May 7, 2025 at 10:29 PM
We released Episode 3 of @terrorbytesdoc.bsky.social to backers today, which means people outside the team can finally see this beautiful we made about the rise, fall, and rise again of FMV games, featuring @graemedevine.com, Roberta Williams, Jane Jensen, Sam Barlow, Will Byles, and Rob Fulop.
May 2, 2025 at 4:38 AM
And Episode 5 is a study in taboo versus art while also being a revisit of some ideas raised through the other five episodes, like how the darkness of horror needs lightness to be effective, or how horror games provide safe spaces—literally, if you think of save rooms—for us to deal with our fears.

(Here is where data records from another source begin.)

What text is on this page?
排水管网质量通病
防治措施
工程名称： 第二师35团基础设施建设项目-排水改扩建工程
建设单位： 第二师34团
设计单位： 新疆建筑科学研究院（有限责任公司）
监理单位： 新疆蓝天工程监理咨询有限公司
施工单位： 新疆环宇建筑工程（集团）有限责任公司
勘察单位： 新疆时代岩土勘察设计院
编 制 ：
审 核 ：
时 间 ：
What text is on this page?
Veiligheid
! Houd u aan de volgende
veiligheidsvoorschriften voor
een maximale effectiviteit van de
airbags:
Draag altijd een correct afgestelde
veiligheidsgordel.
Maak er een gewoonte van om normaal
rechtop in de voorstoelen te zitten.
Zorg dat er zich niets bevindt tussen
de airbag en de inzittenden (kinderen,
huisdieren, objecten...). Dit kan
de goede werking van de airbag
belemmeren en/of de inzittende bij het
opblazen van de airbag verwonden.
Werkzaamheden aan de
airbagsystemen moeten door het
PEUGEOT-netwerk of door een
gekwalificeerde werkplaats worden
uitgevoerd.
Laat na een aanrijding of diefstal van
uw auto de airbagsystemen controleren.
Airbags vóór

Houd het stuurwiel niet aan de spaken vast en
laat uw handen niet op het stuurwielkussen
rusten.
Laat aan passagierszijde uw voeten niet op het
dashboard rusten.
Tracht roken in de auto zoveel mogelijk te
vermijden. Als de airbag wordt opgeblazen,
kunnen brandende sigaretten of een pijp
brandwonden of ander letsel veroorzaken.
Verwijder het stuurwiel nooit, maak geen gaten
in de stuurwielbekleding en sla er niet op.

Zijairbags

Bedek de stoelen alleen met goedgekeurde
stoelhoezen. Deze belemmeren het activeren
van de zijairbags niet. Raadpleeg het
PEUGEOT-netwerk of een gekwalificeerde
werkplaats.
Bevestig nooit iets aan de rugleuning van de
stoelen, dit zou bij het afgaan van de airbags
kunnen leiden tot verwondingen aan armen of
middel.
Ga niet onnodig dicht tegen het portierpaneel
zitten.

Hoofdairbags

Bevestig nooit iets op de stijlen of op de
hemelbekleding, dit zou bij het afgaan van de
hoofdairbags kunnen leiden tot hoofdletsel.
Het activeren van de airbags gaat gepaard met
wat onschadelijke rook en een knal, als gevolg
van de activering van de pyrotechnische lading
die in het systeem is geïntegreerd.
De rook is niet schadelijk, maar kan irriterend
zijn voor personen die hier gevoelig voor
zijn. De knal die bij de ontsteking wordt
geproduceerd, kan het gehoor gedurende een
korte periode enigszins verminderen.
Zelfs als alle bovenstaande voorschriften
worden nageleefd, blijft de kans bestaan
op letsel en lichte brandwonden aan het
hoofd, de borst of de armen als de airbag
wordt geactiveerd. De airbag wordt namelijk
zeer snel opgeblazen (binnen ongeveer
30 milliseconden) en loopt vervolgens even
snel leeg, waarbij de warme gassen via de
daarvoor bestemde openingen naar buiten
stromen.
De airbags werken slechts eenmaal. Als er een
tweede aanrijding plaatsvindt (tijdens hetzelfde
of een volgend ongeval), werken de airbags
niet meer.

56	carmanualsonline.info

April 13, 2025 at 11:40 PM
Episode 4 is focused on the emergence of the modern indie horror scene, and as such is a profile of unbridled, uninhibited creativity and the developers using metaphor, art, sound, and interactivity in unique, beautiful ways to either scare the pants off you or chill you to your core.
April 13, 2025 at 11:40 PM
Episode 3, Narrative Nightmares, looks at the rise and fall (and rise again) of FMV games and interactive movies, told through a horror lens. It's a story about passion, dreams, creative and technological innovation, and a belief in an idea contrasted against reality and perception.
April 13, 2025 at 11:40 PM
Episode 2, Lethal Licenses, is pretty straightforward in thematic terms: it's about adaptations and how game devs find the core elements of a work from another form of media—books, movies, TV—and build interactivity around those...or otherwise end up with a bad game. (And why so many fail.)
April 13, 2025 at 11:40 PM
Episode 1 leans hard into the question of what makes something horror, and how horror in games works, to set up that series-wide discussion, but it also looks at how survival horror in particular has evolved and how the best horror games tend to delve into the darkest reaches of our humanity.